Un monde qui s’est métamorphosé depuis l’enregistrement de Yankee Hotel Foxtrot en 2001, qui n’est plus qu’une apathique Amérique ayant troqué ses mythes fondateurs contre le cola diète, les cigarettes bon marché ou les 7 Eleven. Une Amérique sur laquelle il posait un regard à la fois tendre et amer, mais qui se transforme, dans le climat actuel, en colère sourde.
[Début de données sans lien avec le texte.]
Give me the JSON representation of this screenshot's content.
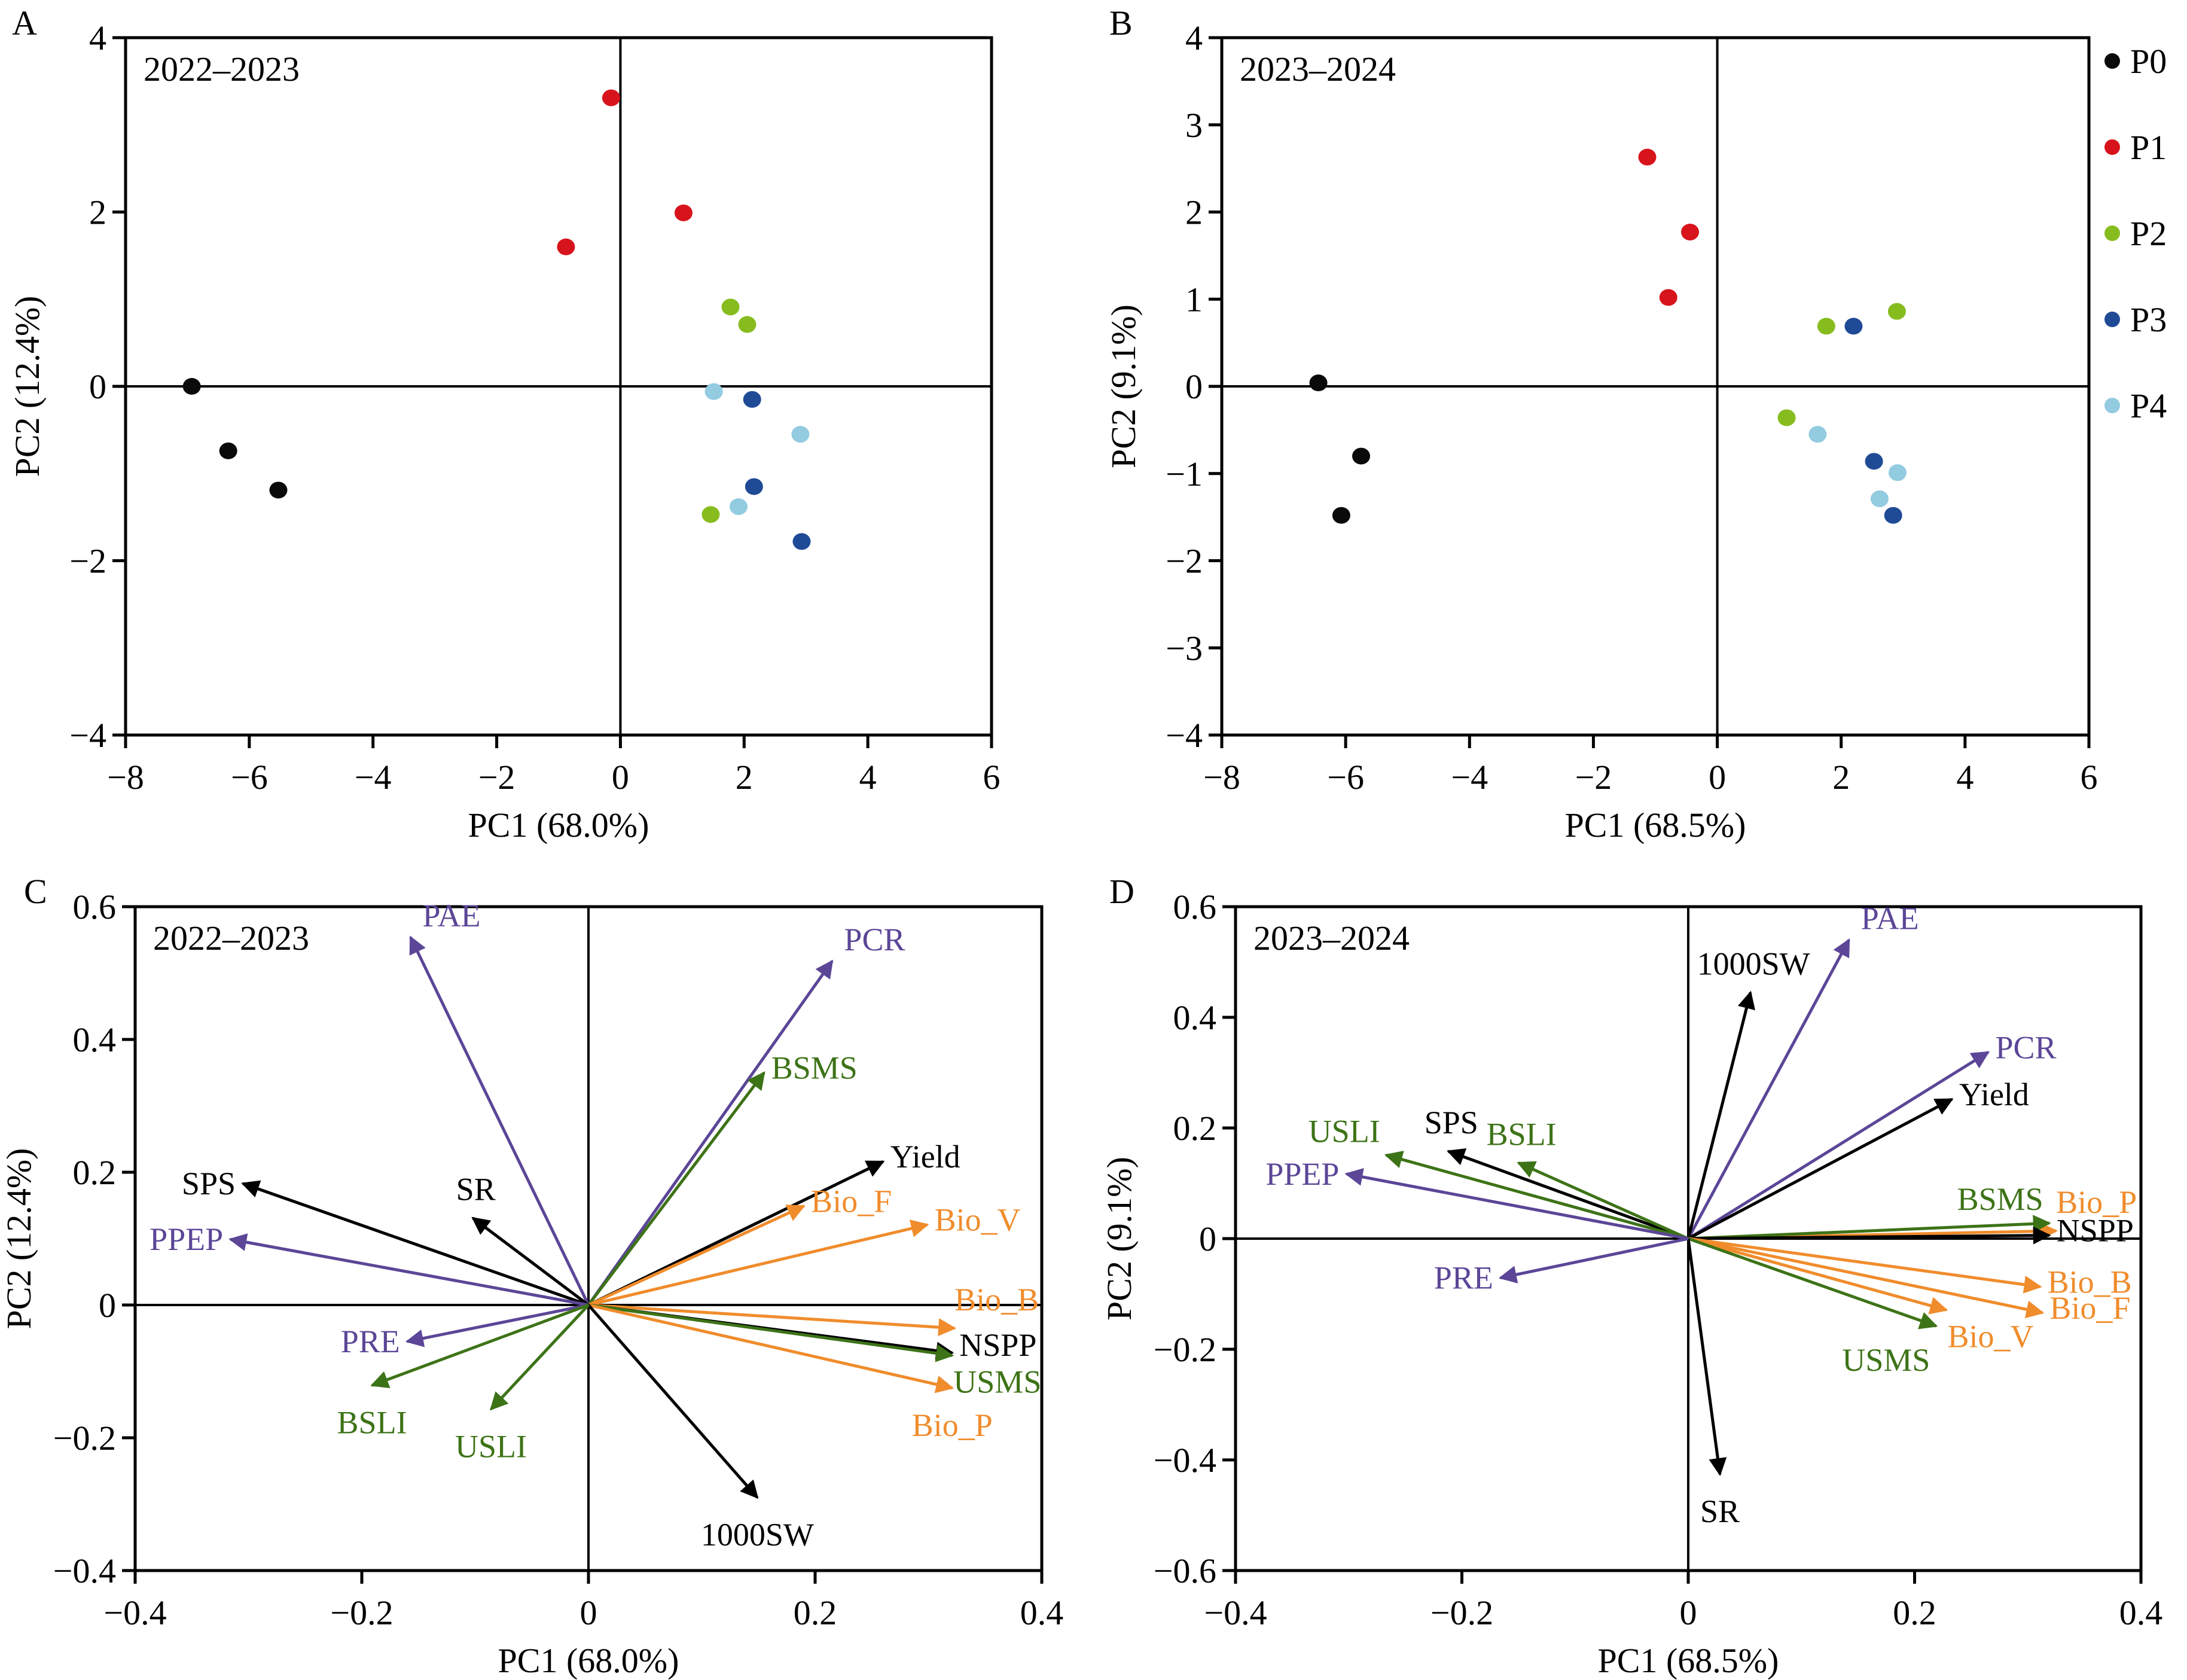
{
  "figure": {
    "colors": {
      "P0": "#0a0a0a",
      "P1": "#d7141c",
      "P2": "#86bc1e",
      "P3": "#1f4a96",
      "P4": "#93cbe0",
      "purple": "#5b4697",
      "green": "#3d7317",
      "orange": "#f08c2c",
      "black": "#000000"
    }
  },
  "chart_data": [
    {
      "panel": "A",
      "type": "scatter",
      "title": "2022–2023",
      "xlabel": "PC1 (68.0%)",
      "ylabel": "PC2 (12.4%)",
      "xlim": [
        -8,
        6
      ],
      "ylim": [
        -4,
        4
      ],
      "xticks": [
        "-8",
        "-6",
        "-4",
        "-2",
        "0",
        "2",
        "4",
        "6"
      ],
      "yticks": [
        "-4",
        "-2",
        "0",
        "2",
        "4"
      ],
      "grid": false,
      "series": [
        {
          "name": "P0",
          "points": [
            [
              -6.93,
              0.0
            ],
            [
              -6.34,
              -0.74
            ],
            [
              -5.53,
              -1.19
            ]
          ]
        },
        {
          "name": "P1",
          "points": [
            [
              -0.15,
              3.31
            ],
            [
              -0.88,
              1.6
            ],
            [
              1.02,
              1.99
            ]
          ]
        },
        {
          "name": "P2",
          "points": [
            [
              1.78,
              0.91
            ],
            [
              2.05,
              0.71
            ],
            [
              1.46,
              -1.47
            ]
          ]
        },
        {
          "name": "P3",
          "points": [
            [
              2.13,
              -0.15
            ],
            [
              2.16,
              -1.15
            ],
            [
              2.93,
              -1.78
            ]
          ]
        },
        {
          "name": "P4",
          "points": [
            [
              1.51,
              -0.06
            ],
            [
              2.91,
              -0.55
            ],
            [
              1.91,
              -1.38
            ]
          ]
        }
      ]
    },
    {
      "panel": "B",
      "type": "scatter",
      "title": "2023–2024",
      "xlabel": "PC1 (68.5%)",
      "ylabel": "PC2 (9.1%)",
      "xlim": [
        -8,
        6
      ],
      "ylim": [
        -4,
        4
      ],
      "xticks": [
        "-8",
        "-6",
        "-4",
        "-2",
        "0",
        "2",
        "4",
        "6"
      ],
      "yticks": [
        "-4",
        "-3",
        "-2",
        "-1",
        "0",
        "1",
        "2",
        "3",
        "4"
      ],
      "grid": false,
      "legend": {
        "placement": "right",
        "entries": [
          "P0",
          "P1",
          "P2",
          "P3",
          "P4"
        ]
      },
      "series": [
        {
          "name": "P0",
          "points": [
            [
              -6.44,
              0.04
            ],
            [
              -5.75,
              -0.8
            ],
            [
              -6.07,
              -1.48
            ]
          ]
        },
        {
          "name": "P1",
          "points": [
            [
              -1.13,
              2.63
            ],
            [
              -0.44,
              1.77
            ],
            [
              -0.79,
              1.02
            ]
          ]
        },
        {
          "name": "P2",
          "points": [
            [
              1.76,
              0.69
            ],
            [
              2.9,
              0.86
            ],
            [
              1.12,
              -0.36
            ]
          ]
        },
        {
          "name": "P3",
          "points": [
            [
              2.2,
              0.69
            ],
            [
              2.53,
              -0.86
            ],
            [
              2.84,
              -1.48
            ]
          ]
        },
        {
          "name": "P4",
          "points": [
            [
              1.62,
              -0.55
            ],
            [
              2.91,
              -0.99
            ],
            [
              2.62,
              -1.29
            ]
          ]
        }
      ]
    },
    {
      "panel": "C",
      "type": "biplot-loadings",
      "title": "2022–2023",
      "xlabel": "PC1 (68.0%)",
      "ylabel": "PC2 (12.4%)",
      "xlim": [
        -0.4,
        0.4
      ],
      "ylim": [
        -0.4,
        0.6
      ],
      "xticks": [
        "-0.4",
        "-0.2",
        "0",
        "0.2",
        "0.4"
      ],
      "yticks": [
        "-0.4",
        "-0.2",
        "0",
        "0.2",
        "0.4",
        "0.6"
      ],
      "grid": false,
      "vectors": [
        {
          "name": "PAE",
          "group": "purple",
          "x": -0.157,
          "y": 0.554,
          "label_at": "tip-up"
        },
        {
          "name": "PCR",
          "group": "purple",
          "x": 0.215,
          "y": 0.518,
          "label_at": "tip-up"
        },
        {
          "name": "BSMS",
          "group": "green",
          "x": 0.155,
          "y": 0.35,
          "label_at": "right"
        },
        {
          "name": "Yield",
          "group": "black",
          "x": 0.26,
          "y": 0.216,
          "label_at": "right"
        },
        {
          "name": "Bio_F",
          "group": "orange",
          "x": 0.19,
          "y": 0.149,
          "label_at": "right"
        },
        {
          "name": "Bio_V",
          "group": "orange",
          "x": 0.299,
          "y": 0.121,
          "label_at": "right"
        },
        {
          "name": "Bio_B",
          "group": "orange",
          "x": 0.323,
          "y": -0.035,
          "label_at": "above-right"
        },
        {
          "name": "NSPP",
          "group": "black",
          "x": 0.321,
          "y": -0.072,
          "label_at": "right-up"
        },
        {
          "name": "USMS",
          "group": "green",
          "x": 0.321,
          "y": -0.076,
          "label_at": "right-down"
        },
        {
          "name": "Bio_P",
          "group": "orange",
          "x": 0.321,
          "y": -0.125,
          "label_at": "below"
        },
        {
          "name": "1000SW",
          "group": "black",
          "x": 0.149,
          "y": -0.29,
          "label_at": "below"
        },
        {
          "name": "SPS",
          "group": "black",
          "x": -0.305,
          "y": 0.183,
          "label_at": "left"
        },
        {
          "name": "SR",
          "group": "black",
          "x": -0.102,
          "y": 0.131,
          "label_at": "above"
        },
        {
          "name": "PPEP",
          "group": "purple",
          "x": -0.316,
          "y": 0.099,
          "label_at": "left"
        },
        {
          "name": "PRE",
          "group": "purple",
          "x": -0.16,
          "y": -0.055,
          "label_at": "left"
        },
        {
          "name": "BSLI",
          "group": "green",
          "x": -0.191,
          "y": -0.121,
          "label_at": "below"
        },
        {
          "name": "USLI",
          "group": "green",
          "x": -0.086,
          "y": -0.157,
          "label_at": "below"
        }
      ]
    },
    {
      "panel": "D",
      "type": "biplot-loadings",
      "title": "2023–2024",
      "xlabel": "PC1 (68.5%)",
      "ylabel": "PC2 (9.1%)",
      "xlim": [
        -0.4,
        0.4
      ],
      "ylim": [
        -0.6,
        0.6
      ],
      "xticks": [
        "-0.4",
        "-0.2",
        "0",
        "0.2",
        "0.4"
      ],
      "yticks": [
        "-0.6",
        "-0.4",
        "-0.2",
        "0",
        "0.2",
        "0.4",
        "0.6"
      ],
      "grid": false,
      "vectors": [
        {
          "name": "PAE",
          "group": "purple",
          "x": 0.142,
          "y": 0.54,
          "label_at": "tip-up"
        },
        {
          "name": "1000SW",
          "group": "black",
          "x": 0.055,
          "y": 0.445,
          "label_at": "above"
        },
        {
          "name": "PCR",
          "group": "purple",
          "x": 0.265,
          "y": 0.337,
          "label_at": "right"
        },
        {
          "name": "Yield",
          "group": "black",
          "x": 0.233,
          "y": 0.252,
          "label_at": "right"
        },
        {
          "name": "Bio_P",
          "group": "orange",
          "x": 0.325,
          "y": 0.014,
          "label_at": "above-right"
        },
        {
          "name": "BSMS",
          "group": "green",
          "x": 0.319,
          "y": 0.028,
          "label_at": "above-left"
        },
        {
          "name": "NSPP",
          "group": "black",
          "x": 0.319,
          "y": 0.006,
          "label_at": "right"
        },
        {
          "name": "Bio_B",
          "group": "orange",
          "x": 0.311,
          "y": -0.087,
          "label_at": "right"
        },
        {
          "name": "Bio_F",
          "group": "orange",
          "x": 0.313,
          "y": -0.134,
          "label_at": "right"
        },
        {
          "name": "Bio_V",
          "group": "orange",
          "x": 0.228,
          "y": -0.129,
          "label_at": "right-down"
        },
        {
          "name": "USMS",
          "group": "green",
          "x": 0.219,
          "y": -0.158,
          "label_at": "below-left"
        },
        {
          "name": "SR",
          "group": "black",
          "x": 0.028,
          "y": -0.426,
          "label_at": "below"
        },
        {
          "name": "SPS",
          "group": "black",
          "x": -0.212,
          "y": 0.158,
          "label_at": "above"
        },
        {
          "name": "USLI",
          "group": "green",
          "x": -0.267,
          "y": 0.151,
          "label_at": "above-left"
        },
        {
          "name": "BSLI",
          "group": "green",
          "x": -0.15,
          "y": 0.137,
          "label_at": "above"
        },
        {
          "name": "PPEP",
          "group": "purple",
          "x": -0.302,
          "y": 0.117,
          "label_at": "left"
        },
        {
          "name": "PRE",
          "group": "purple",
          "x": -0.166,
          "y": -0.071,
          "label_at": "left"
        }
      ]
    }
  ]
}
"Je ne comprends toujours pas le nationalisme, le patriotisme m’intrigue et m’effraie, martèle Tweedy. Pour moi, être fier d’où tu es né, c’est comme être fier d’avoir deux bras. Je saisis très bien qu’on puisse aimer un certain environnement de vie, qu’on veuille préserver sa sécurité et son confort, mais ce sont les idées fondatrices de l’Amérique qui m’intéressent, et ces idées, qui étaient pour la plupart excellentes, ont été perverties par la politique actuelle de mon pays."
"Ce sentiment ne transparaît pas nécessairement dans les textes, souligne cependant l’auteur dont les chansons se révèlent de plus en plus obscures. Mais je crois que la musique, que l’art en général, est le seul moyen de changer la perception des gens. Et si ce n’est pas le seul moyen, il s’agit du plus puissant. Tu influences beaucoup les gens en te donnant la permission d’être libre, de te mettre au défi, d’échouer, de faire des choses qui demandent une certaine dose de réflexion. Mais au fond, ces chansons, cet album, ce n’est que du rock, ce n’est rien comparé aux forces politiques en mouvement, sinon qu’il s’agit d’une puissante connexion entre des êtres humains."
"Et après tout, je ne suis qu’un petit gars qui veut faire du rock", rigole le frêle bonhomme qui, en d’autres jours moins heureux, donnait l’impression de porter le poids de toutes les consciences, ses épaules ployant sous la charge inhumaine.
"Mais là, ça va mieux, tout va tellement mieux", soupire-t-il, éclatant ensuite d’un rire complice, laissant entendre que les problèmes ayant entouré la parution du dernier disque de Wilco sont désormais de notoriété publique. Et en voie de devenir une mauvaise habitude, pour ne pas dire une dépendance.
Car faut-il rappeler les circonstances dramatiques dans lesquelles s’est forgé le premier disque (AM, 1995), à la suite de la faillite du mythique groupe Uncle Tupelo qu’il avait fondé avec Jay Farrar, les sanglots d’un Tweedy au bord de la crise de nerfs lors de l’enregistrement des dernières pistes de Summerteeth, ou encore le rejet de Yankee Hotel Foxtrot par la compagnie de disques, puis les renvois consécutifs du batteur Ken Coomer et du complice créateur Jay Bennett?
"J’espère que nous n’avons pas développé une dépendance au mélodrame", déconne celui qui, quelques semaines avant la date prévue pour la sortie de A Ghost Is Born, à la suite du départ inattendu (un autre!) du multi-instrumentiste Leroy Bach, prenait le chemin de la désintox pour soigner un besoin compulsif d’ingérer des analgésiques puissants, dépendance qu’il aurait développée en raison de migraines récurrentes et de fréquentes attaques de panique.
"C’est drôle que ce genre de problème soit pratiquement considéré comme une condition sine qua non du succès dans le rock. Et le public adore ça, comme s’il était essentiel qu’il puisse se réconforter en se disant que le succès ne rend pas nécessairement heureux. Sauf que je refuse de me plaindre. J’aurais pu avoir des crises de panique semblables et devenir dépendant aux pilules même si je faisais cuire des burgers dans un fast-food. Là, conclut Tweedy, je dois peut-être faire face à tous ces tracas, mais au moins, je vis de ma musique."